New York Poker Bill Must Pass Assembly

Senate Bill S3898, introduced and sponsored by Senator John Bonacic, will allow for some interactive poker games to be legal in the State of New York. The bill was originally introduced to Racing, Gaming and Wagering on January 27, 2017. On June 13, 2017 the bill was passed in the Senate by a 53-9 vote. This bill has previously died in the Senate three times, back in 2014, 2015, and 2016. Although the bill has passed in the Senate before this is the first time that the bill has made it to the Assembly.

The bill claims that some interactive poker games are not games of luck; rather these games are games of skill. Two games of particular focus are online “Texas Hold’em” and “Omaha Hold’em.” This bill would enable the New York State Gaming Commission to award 11 licenses to online poker operators. These online poker operators could work alongside other online poker operators in other states that allow for legal online poker with similar regulations.

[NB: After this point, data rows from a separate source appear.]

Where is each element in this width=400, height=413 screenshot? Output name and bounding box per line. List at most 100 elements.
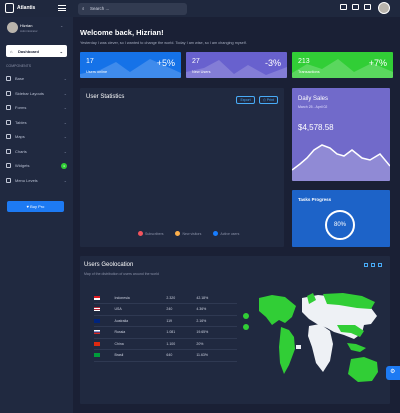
- sidebar-item-maps[interactable]: Maps ⌄: [6, 132, 67, 141]
- top-navigation: Atlantis ⌕ Search ...: [0, 0, 400, 17]
- country-percent: 19.65%: [196, 326, 237, 339]
- profile-avatar[interactable]: [7, 22, 18, 33]
- buy-pro-label: Buy Pro: [30, 204, 45, 209]
- chart-icon: [6, 149, 11, 154]
- legend-label: New visitors: [182, 231, 202, 236]
- legend-active-users-dot: [213, 231, 219, 236]
- russia-flag-icon: [94, 330, 100, 335]
- sidebar-item-base[interactable]: Base ⌄: [6, 74, 67, 83]
- chevron-down-icon: ⌄: [63, 178, 67, 183]
- chevron-down-icon: ⌄: [63, 91, 67, 96]
- country-percent: 42.18%: [196, 292, 237, 304]
- layers-icon: [6, 76, 11, 81]
- tasks-title: Tasks Progress: [298, 197, 332, 202]
- daily-sales-title: Daily Sales: [298, 96, 329, 102]
- sidebar-item-sidebar-layouts[interactable]: Sidebar Layouts ⌄: [6, 89, 67, 98]
- chart-legend: Subscribers New visitors Active users: [138, 231, 239, 236]
- sidebar-item-dashboard[interactable]: ⌂ Dashboard ⌄: [6, 45, 67, 57]
- message-icon[interactable]: [340, 4, 347, 10]
- country-users: 1.081: [166, 326, 197, 339]
- kpi-label: New Users: [192, 70, 211, 74]
- form-icon: [6, 105, 11, 110]
- heart-icon: ♥: [26, 204, 29, 209]
- users-geolocation-card: Users Geolocation Map of the distributio…: [80, 256, 390, 404]
- menu-icon: [6, 178, 11, 183]
- export-button[interactable]: Export: [236, 96, 255, 104]
- australia-flag-icon: [94, 318, 100, 323]
- table-icon: [6, 120, 11, 125]
- buy-pro-button[interactable]: ♥ Buy Pro: [7, 201, 64, 212]
- kpi-label: Users online: [86, 70, 108, 74]
- country-percent: 20%: [196, 338, 237, 350]
- country-percent: 2.16%: [196, 315, 237, 327]
- country-name: USA: [114, 303, 167, 316]
- notification-icon[interactable]: [352, 4, 359, 10]
- country-users: 640: [166, 349, 197, 362]
- print-button[interactable]: ⎙ Print: [259, 96, 278, 104]
- print-label: Print: [266, 98, 274, 102]
- sidebar-item-forms[interactable]: Forms ⌄: [6, 103, 67, 112]
- country-percent: 4.36%: [196, 303, 237, 316]
- home-icon: ⌂: [10, 49, 13, 54]
- sidebar-item-tables[interactable]: Tables ⌄: [6, 118, 67, 127]
- kpi-label: Transactions: [298, 70, 320, 74]
- sidebar-item-label: Menu Levels: [15, 178, 38, 183]
- world-map[interactable]: [239, 281, 384, 396]
- legend-item: Active users: [213, 231, 239, 236]
- app-name: Atlantis: [17, 5, 36, 11]
- map-pin-icon: [6, 134, 11, 139]
- sidebar-item-label: Sidebar Layouts: [15, 91, 44, 96]
- sidebar-item-widgets[interactable]: Widgets 4: [6, 161, 67, 170]
- country-users: 119: [166, 315, 197, 327]
- country-name: Russia: [114, 326, 167, 339]
- card-title: Users Geolocation: [84, 262, 134, 268]
- search-icon: ⌕: [82, 6, 85, 11]
- country-users: 240: [166, 303, 197, 316]
- profile-role: Administrator: [20, 29, 38, 33]
- chevron-down-icon: ⌄: [63, 149, 67, 154]
- top-icons: [340, 4, 371, 10]
- geo-actions: [364, 263, 382, 267]
- profile-dropdown-icon[interactable]: ⌄: [60, 23, 63, 28]
- legend-subscribers-dot: [138, 231, 143, 236]
- indonesia-flag-icon: [94, 295, 100, 300]
- legend-new-visitors-dot: [175, 231, 181, 236]
- settings-floating-button[interactable]: ⚙: [386, 366, 400, 380]
- logo-icon: [5, 3, 14, 13]
- geolocation-table: Indonesia 2.320 42.18% USA 240 4.36% Austral…: [94, 292, 237, 362]
- menu-toggle-icon[interactable]: [58, 5, 66, 11]
- country-users: 1.100: [166, 338, 197, 350]
- user-statistics-card: User Statistics Export ⎙ Print Subscribe…: [80, 88, 284, 247]
- chevron-down-icon: ⌄: [63, 76, 67, 81]
- close-icon[interactable]: [378, 263, 382, 267]
- sidebar-item-label: Charts: [15, 149, 27, 154]
- progress-ring: 80%: [325, 210, 355, 240]
- app-logo[interactable]: Atlantis: [5, 3, 35, 13]
- table-row: China 1.100 20%: [94, 338, 237, 350]
- page-subtitle: Yesterday I was clever, so I wanted to c…: [80, 41, 247, 45]
- kpi-value: 213: [298, 58, 310, 65]
- minimize-icon[interactable]: [364, 263, 368, 267]
- sidebar-item-charts[interactable]: Charts ⌄: [6, 147, 67, 156]
- kpi-new-users: 27 New Users -3%: [186, 52, 287, 78]
- user-avatar[interactable]: [378, 2, 390, 14]
- card-subtitle: Map of the distribution of users around …: [84, 272, 159, 276]
- map-zoom-in-icon[interactable]: [243, 313, 249, 319]
- sidebar: Hizrian Administrator ⌄ ⌂ Dashboard ⌄ CO…: [0, 17, 73, 413]
- tasks-progress-card: Tasks Progress 80%: [292, 190, 390, 247]
- sidebar-item-label: Tables: [15, 120, 27, 125]
- country-name: Brasil: [114, 349, 167, 362]
- table-row: Russia 1.081 19.65%: [94, 326, 237, 339]
- sidebar-item-menu-levels[interactable]: Menu Levels ⌄: [6, 176, 67, 185]
- layers-icon[interactable]: [364, 4, 371, 10]
- refresh-icon[interactable]: [371, 263, 375, 267]
- chevron-down-icon: ⌄: [59, 49, 63, 54]
- table-row: Australia 119 2.16%: [94, 315, 237, 327]
- search-input[interactable]: ⌕ Search ...: [78, 3, 187, 15]
- sidebar-item-label: Maps: [15, 134, 25, 139]
- daily-sales-card: Daily Sales March 25 - April 02 $4,578.5…: [292, 88, 390, 181]
- kpi-percent: +5%: [156, 58, 175, 68]
- daily-sales-date: March 25 - April 02: [298, 105, 328, 109]
- kpi-percent: +7%: [368, 58, 387, 68]
- map-zoom-out-icon[interactable]: [243, 324, 249, 330]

Currently, online poker gambling is illegal in the State of New York. This bill would enable the State of New York to oversee activities that are already occurring. New York could then regulate how these activities occur and make money for the state in the process. The State of New York would receive additional revenue with the passing of this bill. The bill’s proposed tax rate is 15 percent. In addition to tax revenue from the online poker industry there would be additional revenue from the required licenses fees that are correlated with an online poker industry.

Operators who want to participate in this legal online poker industry will be required to meet high standards which will be set by the State of New York. These operators will have to offer a limited amount of games, and the games offered must require a high level of skill. Operators will have to prevent minors (anyone under the age of 21) from participating in their online poker games. For those members who are allowed to participate, operators will be required to prevent compulsive gambling and protect their consumers.